Kalpana’s grandchildren celebrating Makar Sankranti
Kalpana’s grandchildren celebrating Makar Sankranti

In the Indian state of Maharashtra, sugarcane, garbanzo beans, carrots, and other crops are harvested in the winter months. Jaggery made from sugarcane is used abundantly in a variety of treats. During my childhood, on the day of Makar Sankranti, I remember filling small clay pots with a piece of sugarcane, a carrot, a few unshelled garbanzo beans, and a sweet ball-shaped ladoo made with sesame seeds and jaggery. I would then visit my friends in the neighborhood to trade these pots with them while saying, “Tilgool ghya ani goad bola,” (‘Accept these sweets and utter sweet words.’) The underlying thought is to forgive and forget the past ill-feelings, resolve conflicts, speak sweetly and remain friends. At that time, it just seemed like a good past time, but as I reflect on it, I think it is a very sweet tradition that reminds us to look beyond trivial quarrels and continue to build those bonds of friendship.

Replicating this tradition in the US presented multiple challenges, so I adopted another tradition, one I grew up with, of inviting female friends to a Haldi-kumkum (turmeric and vermillion) gathering. It was much like a high tea party. Along with tea and snacks, each woman received haldi-kumkum, a flower, tilgool ladoo, a sugar crystal candy made with sesame seed, and a gift. This gift was referred to as “a loot”. Traditionally, back home, the loot would be bangles, combs, bindis, or kitchen tools. In the US, the loot would be kitchen towels, a set of bowls, or similar items, but always included sharing the special significance of tilgool with my friends. My daughter and I enjoyed this gathering year after year.

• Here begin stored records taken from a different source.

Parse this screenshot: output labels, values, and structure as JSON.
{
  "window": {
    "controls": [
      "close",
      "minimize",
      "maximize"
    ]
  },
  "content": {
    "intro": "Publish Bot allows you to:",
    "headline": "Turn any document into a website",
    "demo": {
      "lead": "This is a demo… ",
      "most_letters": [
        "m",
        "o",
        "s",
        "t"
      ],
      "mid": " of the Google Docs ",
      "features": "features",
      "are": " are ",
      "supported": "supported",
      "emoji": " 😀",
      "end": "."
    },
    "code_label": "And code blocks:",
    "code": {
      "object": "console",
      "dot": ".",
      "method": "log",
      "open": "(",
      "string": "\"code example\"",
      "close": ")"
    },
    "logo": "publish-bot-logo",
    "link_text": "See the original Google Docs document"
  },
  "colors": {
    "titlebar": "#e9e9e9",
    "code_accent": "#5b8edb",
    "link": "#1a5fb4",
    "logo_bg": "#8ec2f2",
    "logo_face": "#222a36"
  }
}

In Gujarat where I grew up, the local Gujarati community’s tradition is to fly kites on Sankranti. To prepare for this day, children and adults would strengthen their kite’s strings with home-made starch to participate in a “Kite War”! A strong string can defend their own kite while attacking someone else’s as kites soar and glide in the sky from every direction. Early morning, families would gather on terraces, streets, and parks to launch their kites. The skies dotted with kites, the jubilant, full-throated repetitive roar of “eh kattaaaa” (cut!), would echo throughout the neighborhood. As this innocent, triumphant cry echoed all around, kids looking for free-falling kites would dash madly to grab them. Nothing could stop them from invading other people’s homes, gardens, and trees to get their freebies. Even today I remember this day with nostalgia and long to return to my childhood.

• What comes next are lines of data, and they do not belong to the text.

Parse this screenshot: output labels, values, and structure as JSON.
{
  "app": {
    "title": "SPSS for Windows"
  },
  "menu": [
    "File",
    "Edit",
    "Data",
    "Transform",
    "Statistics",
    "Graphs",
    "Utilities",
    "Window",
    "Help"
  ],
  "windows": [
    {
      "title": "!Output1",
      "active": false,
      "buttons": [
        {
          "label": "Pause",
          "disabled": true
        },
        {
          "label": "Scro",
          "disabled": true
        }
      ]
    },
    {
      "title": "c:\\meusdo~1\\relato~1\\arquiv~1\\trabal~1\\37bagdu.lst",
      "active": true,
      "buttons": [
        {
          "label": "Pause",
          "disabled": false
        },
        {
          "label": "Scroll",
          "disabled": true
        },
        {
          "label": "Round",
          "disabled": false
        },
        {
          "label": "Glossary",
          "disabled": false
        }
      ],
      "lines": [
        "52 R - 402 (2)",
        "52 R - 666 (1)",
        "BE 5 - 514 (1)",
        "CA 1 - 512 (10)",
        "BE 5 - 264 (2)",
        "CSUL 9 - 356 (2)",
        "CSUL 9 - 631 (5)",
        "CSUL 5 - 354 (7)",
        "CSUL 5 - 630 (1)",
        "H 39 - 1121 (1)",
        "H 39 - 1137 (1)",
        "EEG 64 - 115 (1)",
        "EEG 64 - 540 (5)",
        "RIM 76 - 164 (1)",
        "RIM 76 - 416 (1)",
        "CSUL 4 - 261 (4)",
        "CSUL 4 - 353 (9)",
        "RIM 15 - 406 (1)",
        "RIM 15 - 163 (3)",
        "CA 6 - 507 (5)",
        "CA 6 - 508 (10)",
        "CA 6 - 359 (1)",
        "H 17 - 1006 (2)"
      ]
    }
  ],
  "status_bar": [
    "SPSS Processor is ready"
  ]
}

My choice to celebrate Makar Sankranti stems from the fact that humans have a natural tendency to belong, to share, to bond with others. The need was there when farmers shared their crops with each other nurturing solidarity; that demand is even stronger today, with our country bitterly divided from the lack of understanding of different cultures creating fault lines within our humanity. When these faults are under stress, seismic waves of doubts and clashes within communities produce fear and animosity. Sankranti can relieve that stress to a degree.

Pondering over my haldi-kumkum gatherings, I wish I had expanded my guest list to include non-Indian friends to share our culture, customs, and traditions. I would have done my small part to find common ground between cultures, and nurture unity among humans. We could belong to a world living under one sky traveling without boundaries, stealing each other’s kites while cheering the loot shared and received. It is not difficult to imagine the change a friendly tilgool can make.

There is a saying in my mother tongue Marathi:  If you have just one sesame seed, share it with seven others. It’s the characteristic of the sesame seed to create warmth in one’s body when consumed. On this upcoming Makar Sankranti, let’s share tilgool, and extend a warm hand of friendship.

Kalpana Gokhale is a retired Cupertino Union School District teacher. She enjoys being a grandmother to her four grandchildren, cooking their favorite foods, playing with them, while she continues to read and write for her personal growth.